Vorga has crossed the cosmos again.
Two years after their debut album, Peter Jordanov (guitar/bass/vocals) and Atlas (guitars), now accompanied by Hymir (drums, Nyrgenth, Sickle of Dust), collaborate again with Adam Burke (Atræ Bilis, Angel Witch, Hath, Dark Buddha Rising, Sólstafir, Mare Cognitum…) and Transcending Obscurity Records for the release of Beyond the Palest Star.
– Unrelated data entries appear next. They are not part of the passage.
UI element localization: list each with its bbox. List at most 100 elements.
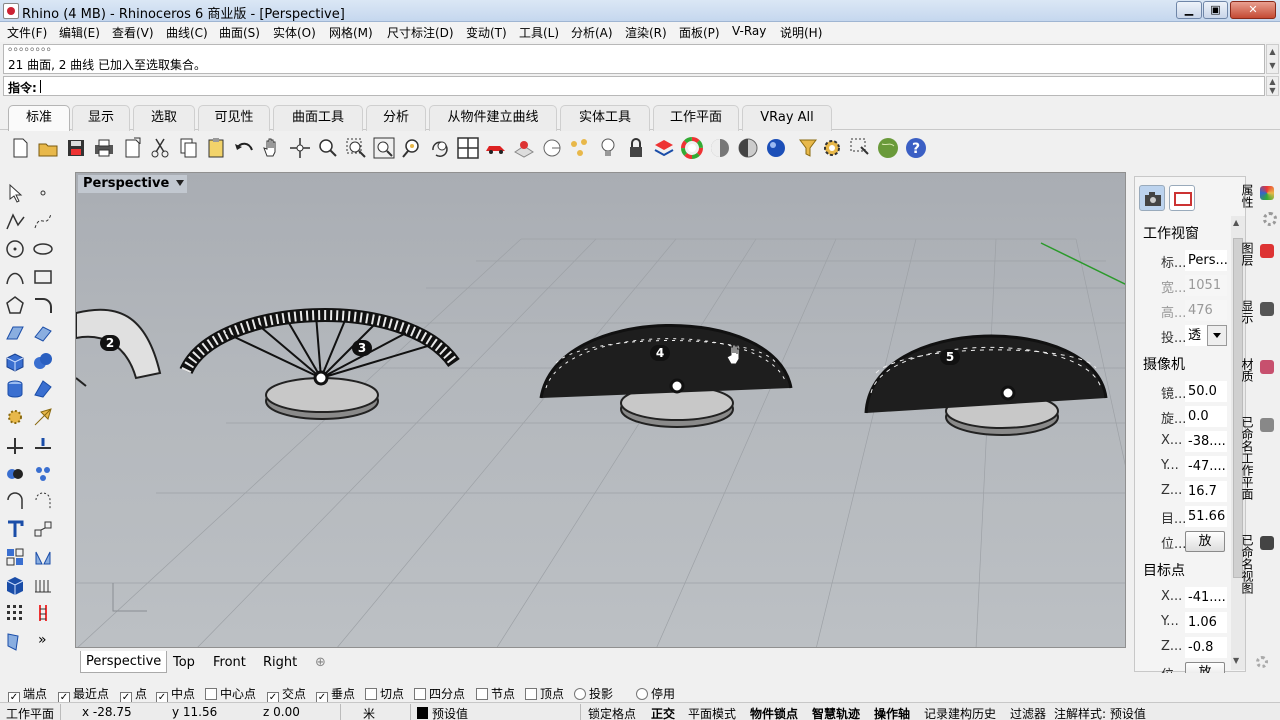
osnap-vertex[interactable]: 顶点 <box>525 685 564 702</box>
fillet-icon[interactable] <box>32 294 54 316</box>
prop-projection-value[interactable]: 透 <box>1185 325 1207 346</box>
polyline-icon[interactable] <box>4 210 26 232</box>
cut-icon[interactable] <box>148 136 172 160</box>
menu-panels[interactable]: 面板(P) <box>679 24 720 41</box>
panel-settings-gear-icon[interactable] <box>1256 656 1268 668</box>
status-record-history[interactable]: 记录建构历史 <box>924 705 996 720</box>
menu-analyze[interactable]: 分析(A) <box>571 24 613 41</box>
split-icon[interactable] <box>32 434 54 456</box>
status-filter[interactable]: 过滤器 <box>1010 705 1046 720</box>
tab-select[interactable]: 选取 <box>133 105 195 131</box>
menu-vray[interactable]: V-Ray <box>732 24 766 38</box>
shaded-sphere-icon[interactable] <box>708 136 732 160</box>
menu-curve[interactable]: 曲线(C) <box>166 24 208 41</box>
side-tab-layers[interactable]: 图层 <box>1240 242 1274 266</box>
prop-title-value[interactable]: Pers... <box>1185 250 1227 271</box>
color-wheel-icon[interactable] <box>680 136 704 160</box>
tab-curve-from-object[interactable]: 从物件建立曲线 <box>429 105 557 131</box>
undo-icon[interactable] <box>232 136 256 160</box>
help-icon[interactable]: ? <box>904 136 928 160</box>
rectangle-icon[interactable] <box>32 266 54 288</box>
command-history-scrollbar[interactable]: ▲ ▼ <box>1266 44 1279 74</box>
tab-cplanes[interactable]: 工作平面 <box>653 105 739 131</box>
sphere-blob-icon[interactable] <box>32 350 54 372</box>
grid-options-icon[interactable] <box>512 136 536 160</box>
group-icon[interactable] <box>32 462 54 484</box>
osnap-center[interactable]: 中心点 <box>205 685 256 702</box>
viewport-tab-front[interactable]: Front <box>207 651 252 673</box>
prop-lens-value[interactable]: 50.0 <box>1185 381 1227 402</box>
status-smarttrack[interactable]: 智慧轨迹 <box>812 705 860 720</box>
tab-display[interactable]: 显示 <box>72 105 130 131</box>
close-button[interactable]: ✕ <box>1230 1 1276 19</box>
tab-vray-all[interactable]: VRay All <box>742 105 832 131</box>
surface-corner-icon[interactable] <box>4 322 26 344</box>
prop-tgt-y-value[interactable]: 1.06 <box>1185 612 1227 633</box>
arc-icon[interactable] <box>4 266 26 288</box>
box-icon[interactable] <box>4 350 26 372</box>
circle-options-icon[interactable] <box>540 136 564 160</box>
rotate-icon[interactable] <box>4 490 26 512</box>
text-icon[interactable] <box>4 518 26 540</box>
select-objects-icon[interactable] <box>848 136 872 160</box>
target-place-button[interactable]: 放置... <box>1185 662 1225 673</box>
zoom-extents-icon[interactable] <box>372 136 396 160</box>
select-arrow-icon[interactable] <box>4 182 26 204</box>
menu-render[interactable]: 渲染(R) <box>625 24 667 41</box>
ellipse-icon[interactable] <box>32 238 54 260</box>
rendered-sphere-icon[interactable] <box>736 136 760 160</box>
boolean-icon[interactable] <box>4 462 26 484</box>
filter-icon[interactable] <box>796 136 820 160</box>
viewport-title[interactable]: Perspective <box>78 175 188 193</box>
menu-tools[interactable]: 工具(L) <box>519 24 559 41</box>
prop-cam-z-value[interactable]: 16.7 <box>1185 481 1227 502</box>
status-current-layer[interactable]: 预设值 <box>432 705 468 720</box>
move-view-icon[interactable] <box>288 136 312 160</box>
maximize-button[interactable]: ▣ <box>1203 1 1228 19</box>
status-planar[interactable]: 平面模式 <box>688 705 736 720</box>
prop-cam-x-value[interactable]: -38.... <box>1185 431 1227 452</box>
zoom-selected-icon[interactable] <box>400 136 424 160</box>
command-line[interactable]: 指令: <box>3 76 1265 96</box>
viewport-tab-right[interactable]: Right <box>257 651 303 673</box>
explode-icon[interactable] <box>4 406 26 428</box>
osnap-quad[interactable]: 四分点 <box>414 685 465 702</box>
minimize-button[interactable]: ▁ <box>1176 1 1202 19</box>
new-icon[interactable] <box>8 136 32 160</box>
four-viewports-icon[interactable] <box>456 136 480 160</box>
osnap-project[interactable]: 投影 <box>574 685 613 702</box>
menu-mesh[interactable]: 网格(M) <box>329 24 373 41</box>
menu-surface[interactable]: 曲面(S) <box>219 24 260 41</box>
layer-icon[interactable] <box>652 136 676 160</box>
arrow-icon[interactable] <box>32 406 54 428</box>
side-tab-named-cplanes[interactable]: 已命名工作平面 <box>1240 416 1274 500</box>
camera-properties-icon[interactable] <box>1139 185 1165 211</box>
menu-file[interactable]: 文件(F) <box>7 24 47 41</box>
mirror-icon[interactable] <box>32 546 54 568</box>
circle-icon[interactable] <box>4 238 26 260</box>
lock-icon[interactable] <box>624 136 648 160</box>
paste-icon[interactable] <box>204 136 228 160</box>
status-grid-snap[interactable]: 锁定格点 <box>588 705 636 720</box>
stairs-icon[interactable] <box>32 602 54 624</box>
projection-dropdown-icon[interactable] <box>1207 325 1227 346</box>
polygon-icon[interactable] <box>4 294 26 316</box>
rotate-view-icon[interactable] <box>428 136 452 160</box>
settings-icon[interactable] <box>820 136 844 160</box>
prop-tgt-x-value[interactable]: -41.... <box>1185 587 1227 608</box>
prop-rotation-value[interactable]: 0.0 <box>1185 406 1227 427</box>
status-cplane[interactable]: 工作平面 <box>6 705 54 720</box>
curve-pts-icon[interactable] <box>32 210 54 232</box>
side-tab-materials[interactable]: 材质 <box>1240 358 1274 382</box>
properties-scroll-thumb[interactable] <box>1233 238 1243 578</box>
pan-icon[interactable] <box>260 136 284 160</box>
import-icon[interactable] <box>120 136 144 160</box>
prop-tgt-z-value[interactable]: -0.8 <box>1185 637 1227 658</box>
light-icon[interactable] <box>596 136 620 160</box>
dimension-icon[interactable] <box>32 518 54 540</box>
side-tab-display[interactable]: 显示 <box>1240 300 1274 324</box>
prop-cam-y-value[interactable]: -47.... <box>1185 456 1227 477</box>
menu-edit[interactable]: 编辑(E) <box>59 24 100 41</box>
print-icon[interactable] <box>92 136 116 160</box>
viewport-frame-icon[interactable] <box>1169 185 1195 211</box>
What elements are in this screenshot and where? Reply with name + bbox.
The band first bewitches us with Voideath, an opening track with a dissonant yet soothing introduction that darkens as the impressive rhythmic pattern ignites, followed by raw ominous howls. The majestic elements naturally adopt the aggressive riffs and the occasional soaring touches, just like those strange keyboards on The Sophist, creating a relatively heavy atmosphere strengthened by a melodious rhythm with transcendent tones. The voice becomes more distant and misty, creating a certain coldness that is confirmed by the dynamic rhythm section that carries us through to Magical Thinking, where the entrance sample leads into haunting and soothing sounds despite heaviness and the vocals’ depth. New angst-ridden harmonics give the track an oppressive feel, and The Cataclysm follows with a much livelier approach featuring cutting guitars at full speed, reviving Old School influences. Melancholy develops once again with Tragic Humanity, which keeps an innate complementarity between fury and soaring elements, while also featuring a few more virulent passages that disappear almost completely with the final, before returning with more plaintive tones on Fractal Cascade, the next composition, whose break is relatively strange, almost disturbing. The rest of the track follows more or less the same dynamic, creating a few more abrupt waves before letting Terminal close the album with that modern airy touch to which Black Metal roots offer eruptions of energy, like the central conflagration we’ll find on the track’s final moments.
Unsurprisingly, Vorga‘s cosmic melodies once again hit the spot. There’s not a weak moment in Beyond the Palest Star, not a single passage that doesn’t serve the futuristic, transcendent atmosphere into which the album propels us in an instant.